Es gab und gibt noch immer mal wieder Priester, die sich gegen den Krieg äussern. Viele von ihnen dürfen nun nicht mehr arbeiten, teilweise wurden sie strafrechtlich verfolgt. In der Orthodoxie spielt die Predigt nicht die gleiche Rolle wie im Protestantismus. Dennoch lässt sich immer wieder auch hier zwischen den Zeilen lesen, selbst heute noch.

Wird eine regimetreue Kirche auch in einem demokratischen Land noch eine Rolle spielen können?
Das glaube ich schon, denn sie ist nicht abhängig vom Personal, sie ist ein Symbol für das Land insgesamt. Besteht das Land, wird auch die Kirche bestehen. Es geht den meisten weniger um den Glauben, sondern um andere Funktionen.
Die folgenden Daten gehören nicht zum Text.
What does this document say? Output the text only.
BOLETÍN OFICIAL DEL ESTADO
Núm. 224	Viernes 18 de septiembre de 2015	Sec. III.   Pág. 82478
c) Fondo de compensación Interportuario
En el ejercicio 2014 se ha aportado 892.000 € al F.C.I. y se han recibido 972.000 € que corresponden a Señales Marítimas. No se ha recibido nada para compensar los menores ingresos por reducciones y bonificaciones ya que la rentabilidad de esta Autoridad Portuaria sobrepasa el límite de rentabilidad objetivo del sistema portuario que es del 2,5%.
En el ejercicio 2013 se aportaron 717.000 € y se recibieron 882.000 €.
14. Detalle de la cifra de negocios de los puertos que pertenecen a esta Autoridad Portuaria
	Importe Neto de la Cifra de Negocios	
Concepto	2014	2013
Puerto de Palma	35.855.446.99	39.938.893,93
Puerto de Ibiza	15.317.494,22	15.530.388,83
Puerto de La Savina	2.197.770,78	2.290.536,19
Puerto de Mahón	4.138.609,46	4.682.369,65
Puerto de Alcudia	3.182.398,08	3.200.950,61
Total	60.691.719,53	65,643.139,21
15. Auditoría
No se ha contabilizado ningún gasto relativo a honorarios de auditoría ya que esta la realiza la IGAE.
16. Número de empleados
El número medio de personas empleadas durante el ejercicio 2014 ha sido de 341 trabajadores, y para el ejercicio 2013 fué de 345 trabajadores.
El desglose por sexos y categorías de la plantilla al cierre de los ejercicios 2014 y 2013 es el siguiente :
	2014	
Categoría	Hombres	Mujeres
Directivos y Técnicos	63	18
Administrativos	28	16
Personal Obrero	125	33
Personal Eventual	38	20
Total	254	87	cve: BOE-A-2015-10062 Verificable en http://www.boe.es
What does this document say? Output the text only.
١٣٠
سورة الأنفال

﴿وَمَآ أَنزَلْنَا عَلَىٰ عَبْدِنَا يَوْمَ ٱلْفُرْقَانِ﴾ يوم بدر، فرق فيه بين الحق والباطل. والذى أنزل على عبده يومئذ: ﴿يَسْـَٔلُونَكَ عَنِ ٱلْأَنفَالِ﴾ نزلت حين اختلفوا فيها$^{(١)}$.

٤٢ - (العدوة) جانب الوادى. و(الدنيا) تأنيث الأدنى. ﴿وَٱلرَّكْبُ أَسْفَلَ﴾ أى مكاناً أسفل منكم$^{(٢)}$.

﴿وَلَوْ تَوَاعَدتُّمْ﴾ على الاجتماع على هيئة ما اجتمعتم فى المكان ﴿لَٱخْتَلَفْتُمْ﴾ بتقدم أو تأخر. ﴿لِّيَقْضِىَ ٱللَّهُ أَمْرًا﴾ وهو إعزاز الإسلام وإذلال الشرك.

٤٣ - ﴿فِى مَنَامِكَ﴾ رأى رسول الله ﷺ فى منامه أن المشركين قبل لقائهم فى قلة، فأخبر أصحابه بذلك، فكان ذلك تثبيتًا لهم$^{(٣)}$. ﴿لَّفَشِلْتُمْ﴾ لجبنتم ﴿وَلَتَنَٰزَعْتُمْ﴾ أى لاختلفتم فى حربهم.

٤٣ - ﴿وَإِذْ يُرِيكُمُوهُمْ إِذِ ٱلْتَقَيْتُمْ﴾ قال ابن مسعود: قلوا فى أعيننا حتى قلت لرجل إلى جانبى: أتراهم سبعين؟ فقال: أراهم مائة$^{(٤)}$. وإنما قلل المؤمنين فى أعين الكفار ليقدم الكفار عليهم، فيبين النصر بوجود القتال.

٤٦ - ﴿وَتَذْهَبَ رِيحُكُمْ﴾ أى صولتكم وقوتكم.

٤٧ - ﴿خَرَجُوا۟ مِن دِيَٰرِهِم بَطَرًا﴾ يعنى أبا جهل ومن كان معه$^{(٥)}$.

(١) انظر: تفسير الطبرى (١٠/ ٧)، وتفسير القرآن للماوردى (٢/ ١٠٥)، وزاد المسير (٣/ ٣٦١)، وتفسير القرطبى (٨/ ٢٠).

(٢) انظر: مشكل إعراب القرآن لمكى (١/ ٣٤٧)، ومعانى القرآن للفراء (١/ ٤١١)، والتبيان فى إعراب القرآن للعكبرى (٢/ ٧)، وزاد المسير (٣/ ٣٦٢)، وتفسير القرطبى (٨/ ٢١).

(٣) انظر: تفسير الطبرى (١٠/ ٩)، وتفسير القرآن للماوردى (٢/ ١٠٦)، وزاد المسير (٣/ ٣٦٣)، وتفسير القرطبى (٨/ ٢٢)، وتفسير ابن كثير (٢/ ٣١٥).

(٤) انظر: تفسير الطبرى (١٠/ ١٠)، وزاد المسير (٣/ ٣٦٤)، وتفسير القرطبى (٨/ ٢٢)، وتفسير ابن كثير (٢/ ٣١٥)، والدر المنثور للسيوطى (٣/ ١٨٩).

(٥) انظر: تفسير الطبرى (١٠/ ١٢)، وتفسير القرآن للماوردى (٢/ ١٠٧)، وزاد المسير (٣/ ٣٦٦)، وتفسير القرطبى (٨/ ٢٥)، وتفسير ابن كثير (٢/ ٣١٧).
Spendet man für die Kirche, tut man etwas Gutes, man erhält etwa architektonisches Kulturgut. Und vielleicht tut man ja doch etwas für die Seelenrettung, man weiss ja nie.

Insgesamt zeichnen Sie ein düsteres Bild. Was macht Ihnen Mut?
Nur sehr wenig. Am ehesten die tiefe Menschlichkeit, die ich noch immer spüre, auch bei Leuten, die nicht der Opposition angehören.

Und woran zeigt sie sich?
Vor einem Jahr waren wir bei Verwandten im Altai an der Grenze zur Mongolei, Kasachstan und China. Beim Essen erhob jemand das Glas Wodka und sagte, er wolle darauf trinken, dass die russischen Jungs im Krieg wohlbehalten heimkommen. In Russland kann man einen Toast ergänzen. Also erhob ich mein Glas und sagte, ich wolle auch auf die unversehrte Rückkehr der ukrainischen Soldaten trinken. Da gab es einen kurzen Moment der Stille, dann ein allgemeines «Ja, natürlich!». Die Vorstellung, der Krieg werde von einem blutrünstigen Volk geführt, ist weitgehend falsch. Kaum jemand will diesen Krieg. Und das macht mir trotz allem ein bisschen Hoffnung.